Two brothers are jogging, Josh and Drake. Josh has 1/2 the KE of Drake. Also, he is twice the mass of Drake. Plus, Josh had to increase his speed by 1.35 meters/second to achieve the same kinetic energy of Drake. What is the initial velocity?
JoshKE=1/2DrakeKE
1/2Mj vj^2=1/4 Md Vd^2
1/2 2Md Vj^2=1/4 Md Vd^2
Vj^2=1/4 Vd^2
Vj= 1/2 Vd
but Vj+1.35 yields..
1/2 *2Md(Vj+1.35)^2=1/2 Md Vd^2
2(Vj+1.35)^2=Vd^2
finally
2(Vj+1.35)^2=4Vj^2
Vj+1.35=Vj sqrt2
Vj=1.35/.414=
check all that.
To solve this problem, we can use the formula for kinetic energy (KE):
KE = (1/2) * mass * velocity^2
Let's assume that Drake's initial velocity is v, and Josh's initial velocity is 2v (since Josh is twice the mass of Drake). We are given that Josh had to increase his velocity by 1.35 m/s to achieve the same kinetic energy as Drake.
Using the formula for kinetic energy, we can write the following equations:
(1/2) * mass_Drake * v^2 = (1/2) * mass_Josh * (2v + 1.35)^2
Let's define m_Drake as the mass of Drake, and m_Josh as the mass of Josh.
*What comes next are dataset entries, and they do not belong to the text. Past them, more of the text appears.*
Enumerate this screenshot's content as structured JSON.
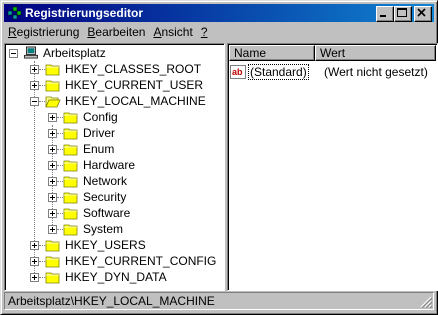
{
  "window": {
    "title": "Registrierungseditor"
  },
  "menu": {
    "items": [
      {
        "label": "Registrierung",
        "accel": "R"
      },
      {
        "label": "Bearbeiten",
        "accel": "B"
      },
      {
        "label": "Ansicht",
        "accel": "A"
      },
      {
        "label": "?",
        "accel": "?"
      }
    ]
  },
  "tree": {
    "root": "Arbeitsplatz",
    "hives": [
      "HKEY_CLASSES_ROOT",
      "HKEY_CURRENT_USER",
      "HKEY_LOCAL_MACHINE",
      "HKEY_USERS",
      "HKEY_CURRENT_CONFIG",
      "HKEY_DYN_DATA"
    ],
    "local_machine_children": [
      "Config",
      "Driver",
      "Enum",
      "Hardware",
      "Network",
      "Security",
      "Software",
      "System"
    ]
  },
  "list": {
    "columns": [
      "Name",
      "Wert"
    ],
    "rows": [
      {
        "name": "(Standard)",
        "value": "(Wert nicht gesetzt)",
        "icon": "string-value-icon"
      }
    ]
  },
  "status": {
    "path": "Arbeitsplatz\\HKEY_LOCAL_MACHINE"
  },
  "colors": {
    "titlebar_start": "#000080",
    "titlebar_end": "#1084d0",
    "face": "#c0c0c0"
  }
}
Now we can substitute the values into the equation:
(1/2) * m_Drake * v^2 = (1/2) * m_Josh * (2v + 1.35)^2
We know that m_Josh = 2 * m_Drake (since Josh is twice the mass of Drake):
(1/2) * m_Drake * v^2 = (1/2) * (2 * m_Drake) * (2v + 1.35)^2
Simplifying the equation:
m_Drake * v^2 = 2 * m_Drake * (2v + 1.35)^2
Let's divide both sides of the equation by m_Drake:
v^2 = 2 * (2v + 1.35)^2
Expanding and simplifying:
v^2 = 2 * (4v^2 + 5.4v + 1.8225)
v^2 = 8v^2 + 10.8v + 3.645
Rearranging the equation:
7v^2 - 10.8v - 3.645 = 0
Now we can use the quadratic formula to solve for v:
v = (-b ± √(b^2 - 4ac)) / (2a)
For our equation, a = 7, b = -10.8, and c = -3.645.
Plugging in the values:
v = (-(-10.8) ± √((-10.8)^2 - 4 * 7 * -3.645)) / (2 * 7)
Simplifying:
v = (10.8 ± √(116.64 + 101.94)) / 14
v = (10.8 ± √(218.58)) / 14
v = (10.8 ± 14.8) / 14
Now we have two possible values for v:
v₁ = (10.8 + 14.8) / 14 = 25.6 / 14 = 1.83 m/s
v₂ = (10.8 - 14.8) / 14 = -4 / 14 = -0.29 m/s
Since velocity cannot be negative, we discard v₂.
Therefore, the initial velocity, v, is approximately 1.83 m/s.